Commander Timothy Bruce Mitford, FSA, is a historian and retired Royal Navy officer.

== Early life and military career ==
The son of the archaeologist Terence Bruce Mitford, Timothy Bruce Mitford read classics at Corpus Christi College, Oxford. He then began studying towards a DPhil at the University of Oxford in 1962 or 1963 on the Euphrates frontier of the Roman Empire; his supervisor was Sir Ian Richmond. Mitford had earlier completed his National Service in the Royal Navy, and returned to it in 1965. He was commissioned as a sub-lieutenant in 1966 and promoted to lieutenant-commander in 1973. From 1981, he served in the headquarters of the Turkish Naval Forces.

== Scholarship and recognition ==
Mitford remained interested in uncovering the eastern frontier of the Roman Empire, a task which took him nearly half a century to finish. He was able to carry out research in Turkey in 1966, 1967 and 1972. He finally completed his doctoral thesis with the title "The Roman Frontier Based on the Valley of the Upper Euphrates from the Black Sea to Samosata". It was submitted in five volumes and the degree was awarded in 1973. Between 1974 and 2002, the British Academy (the UK's national academy for the humanities) awarded Mitford research grants to continue his project. The frontier, which spanned from Syria to the Black Sea, was largely unknown and had to be explored mainly on foot, sometimes through politically unstable regions. Permits were difficult to obtain in the 1980s and 1990s as officials suspected him of being spy; he was arrested in 1984, accused of spying for Armenia. Mitford usually required armed escorts. By 2006, he was ready to write up his research.

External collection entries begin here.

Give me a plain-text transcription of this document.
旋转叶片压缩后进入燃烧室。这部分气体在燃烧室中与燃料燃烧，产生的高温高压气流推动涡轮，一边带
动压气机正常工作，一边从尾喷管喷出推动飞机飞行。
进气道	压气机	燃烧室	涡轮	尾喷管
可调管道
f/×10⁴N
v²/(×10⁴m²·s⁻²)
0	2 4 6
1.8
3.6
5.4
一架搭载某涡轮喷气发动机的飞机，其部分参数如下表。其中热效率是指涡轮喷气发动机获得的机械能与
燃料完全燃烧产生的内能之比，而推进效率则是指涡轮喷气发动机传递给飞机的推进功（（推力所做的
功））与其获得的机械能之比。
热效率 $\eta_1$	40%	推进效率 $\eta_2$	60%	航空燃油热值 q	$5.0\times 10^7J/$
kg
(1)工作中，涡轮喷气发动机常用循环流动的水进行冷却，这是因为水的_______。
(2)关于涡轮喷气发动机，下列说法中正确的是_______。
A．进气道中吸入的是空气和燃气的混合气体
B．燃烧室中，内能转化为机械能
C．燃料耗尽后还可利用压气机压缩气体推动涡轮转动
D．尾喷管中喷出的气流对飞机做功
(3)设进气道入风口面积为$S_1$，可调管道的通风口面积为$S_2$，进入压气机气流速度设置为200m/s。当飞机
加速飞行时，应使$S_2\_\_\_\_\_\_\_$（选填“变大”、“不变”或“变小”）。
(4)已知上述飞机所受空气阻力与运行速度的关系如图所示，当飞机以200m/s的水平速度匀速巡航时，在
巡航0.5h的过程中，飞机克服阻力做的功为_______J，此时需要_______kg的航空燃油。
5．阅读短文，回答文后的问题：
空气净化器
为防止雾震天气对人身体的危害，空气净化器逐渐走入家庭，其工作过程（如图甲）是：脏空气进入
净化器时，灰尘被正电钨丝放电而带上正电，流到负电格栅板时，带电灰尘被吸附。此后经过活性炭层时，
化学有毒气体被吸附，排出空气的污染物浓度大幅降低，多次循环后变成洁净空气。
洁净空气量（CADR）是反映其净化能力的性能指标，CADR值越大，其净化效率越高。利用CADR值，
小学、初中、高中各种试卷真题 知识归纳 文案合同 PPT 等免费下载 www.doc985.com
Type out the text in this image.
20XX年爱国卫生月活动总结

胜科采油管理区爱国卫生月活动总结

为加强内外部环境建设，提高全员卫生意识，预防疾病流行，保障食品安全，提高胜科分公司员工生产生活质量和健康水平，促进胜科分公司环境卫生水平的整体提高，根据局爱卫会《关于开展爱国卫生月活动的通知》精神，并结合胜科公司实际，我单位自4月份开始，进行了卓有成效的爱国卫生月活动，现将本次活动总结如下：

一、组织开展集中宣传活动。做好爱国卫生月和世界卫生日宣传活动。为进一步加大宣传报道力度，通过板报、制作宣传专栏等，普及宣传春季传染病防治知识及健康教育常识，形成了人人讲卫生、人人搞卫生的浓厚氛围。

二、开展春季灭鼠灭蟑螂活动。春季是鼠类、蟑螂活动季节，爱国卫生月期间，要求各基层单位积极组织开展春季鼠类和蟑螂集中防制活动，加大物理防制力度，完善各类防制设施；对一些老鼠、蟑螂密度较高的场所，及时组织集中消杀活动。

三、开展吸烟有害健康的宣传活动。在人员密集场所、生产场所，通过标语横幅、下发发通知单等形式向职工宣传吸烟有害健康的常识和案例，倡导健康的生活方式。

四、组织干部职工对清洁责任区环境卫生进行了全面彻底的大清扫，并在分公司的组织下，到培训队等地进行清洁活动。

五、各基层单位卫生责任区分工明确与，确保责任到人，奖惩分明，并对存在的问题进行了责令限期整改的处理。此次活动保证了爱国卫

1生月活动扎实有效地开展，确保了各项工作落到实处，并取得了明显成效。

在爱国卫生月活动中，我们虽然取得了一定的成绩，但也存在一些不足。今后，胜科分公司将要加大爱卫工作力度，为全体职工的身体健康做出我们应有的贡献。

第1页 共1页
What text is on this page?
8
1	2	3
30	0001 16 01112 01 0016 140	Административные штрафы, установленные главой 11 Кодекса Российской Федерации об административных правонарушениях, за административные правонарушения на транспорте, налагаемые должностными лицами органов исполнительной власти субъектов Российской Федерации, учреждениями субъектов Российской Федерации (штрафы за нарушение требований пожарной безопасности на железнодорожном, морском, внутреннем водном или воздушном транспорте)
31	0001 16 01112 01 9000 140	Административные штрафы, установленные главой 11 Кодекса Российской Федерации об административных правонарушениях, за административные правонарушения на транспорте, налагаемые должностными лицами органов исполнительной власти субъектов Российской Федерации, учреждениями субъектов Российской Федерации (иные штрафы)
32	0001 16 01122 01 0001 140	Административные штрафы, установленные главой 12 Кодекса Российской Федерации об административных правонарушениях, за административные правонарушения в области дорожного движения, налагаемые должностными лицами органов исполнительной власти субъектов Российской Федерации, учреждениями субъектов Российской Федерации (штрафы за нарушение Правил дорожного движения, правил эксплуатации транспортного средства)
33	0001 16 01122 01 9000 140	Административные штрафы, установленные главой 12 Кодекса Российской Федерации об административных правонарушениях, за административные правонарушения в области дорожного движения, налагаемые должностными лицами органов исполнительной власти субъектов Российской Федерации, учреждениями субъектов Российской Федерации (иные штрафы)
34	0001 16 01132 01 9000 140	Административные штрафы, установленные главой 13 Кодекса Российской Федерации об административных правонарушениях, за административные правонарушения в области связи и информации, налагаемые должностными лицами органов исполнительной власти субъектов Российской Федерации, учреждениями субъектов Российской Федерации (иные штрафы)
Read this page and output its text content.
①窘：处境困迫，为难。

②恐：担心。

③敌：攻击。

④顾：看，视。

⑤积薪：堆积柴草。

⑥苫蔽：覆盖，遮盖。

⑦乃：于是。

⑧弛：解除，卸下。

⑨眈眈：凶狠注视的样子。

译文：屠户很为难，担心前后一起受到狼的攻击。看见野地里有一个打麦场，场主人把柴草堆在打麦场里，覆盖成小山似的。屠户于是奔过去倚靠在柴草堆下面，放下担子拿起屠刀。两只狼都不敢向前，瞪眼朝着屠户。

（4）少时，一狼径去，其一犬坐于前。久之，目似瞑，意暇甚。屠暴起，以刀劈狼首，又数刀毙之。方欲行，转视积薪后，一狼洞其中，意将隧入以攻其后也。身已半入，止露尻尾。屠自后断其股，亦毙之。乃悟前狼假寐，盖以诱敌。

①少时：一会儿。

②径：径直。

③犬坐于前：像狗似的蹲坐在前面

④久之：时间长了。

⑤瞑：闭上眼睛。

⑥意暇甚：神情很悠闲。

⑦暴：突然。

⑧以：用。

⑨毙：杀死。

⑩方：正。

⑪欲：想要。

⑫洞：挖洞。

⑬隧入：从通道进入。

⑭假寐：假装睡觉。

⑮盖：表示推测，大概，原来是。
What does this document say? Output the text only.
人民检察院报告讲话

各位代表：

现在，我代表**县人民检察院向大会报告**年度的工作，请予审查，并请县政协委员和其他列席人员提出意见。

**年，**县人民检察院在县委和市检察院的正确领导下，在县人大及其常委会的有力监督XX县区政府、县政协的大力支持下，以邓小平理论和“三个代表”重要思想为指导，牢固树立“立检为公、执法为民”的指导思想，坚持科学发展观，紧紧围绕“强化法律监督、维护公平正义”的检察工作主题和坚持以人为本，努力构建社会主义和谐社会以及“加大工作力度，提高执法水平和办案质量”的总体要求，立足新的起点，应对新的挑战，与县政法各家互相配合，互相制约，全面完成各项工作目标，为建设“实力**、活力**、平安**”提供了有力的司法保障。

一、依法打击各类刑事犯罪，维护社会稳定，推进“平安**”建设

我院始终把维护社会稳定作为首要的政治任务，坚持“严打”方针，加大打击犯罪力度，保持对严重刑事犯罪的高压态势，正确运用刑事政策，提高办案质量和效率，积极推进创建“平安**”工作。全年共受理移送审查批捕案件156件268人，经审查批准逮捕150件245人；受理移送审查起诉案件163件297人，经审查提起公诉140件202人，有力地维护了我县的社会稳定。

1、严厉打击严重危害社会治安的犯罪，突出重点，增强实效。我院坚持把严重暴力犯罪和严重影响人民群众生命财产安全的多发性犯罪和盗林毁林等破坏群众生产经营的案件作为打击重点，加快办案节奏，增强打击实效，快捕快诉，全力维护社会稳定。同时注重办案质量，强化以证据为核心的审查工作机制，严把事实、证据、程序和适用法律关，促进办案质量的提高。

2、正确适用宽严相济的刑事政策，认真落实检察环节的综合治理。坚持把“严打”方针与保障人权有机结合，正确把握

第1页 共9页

His efforts ultimately led to the publication by Oxford University Press in 2017 of East of Asia Minor: Rome's Hidden Frontier, which appeared in two volumes. and 757 pages. The historian James Howard-Johnston wrote of the books that "the workmanship is as intricate and careful as that of a watchmaker ... The reviewer is dumbfounded at the amount of material gathered and the lucidity with which it is presented". Mitford received the British Academy Medal in 2018 for his achievement. Given to a maximum of three people a year, the award "recognises outstanding achievement that has transformed understanding of a particular subject or field of study in ... any branch of the humanities and social sciences".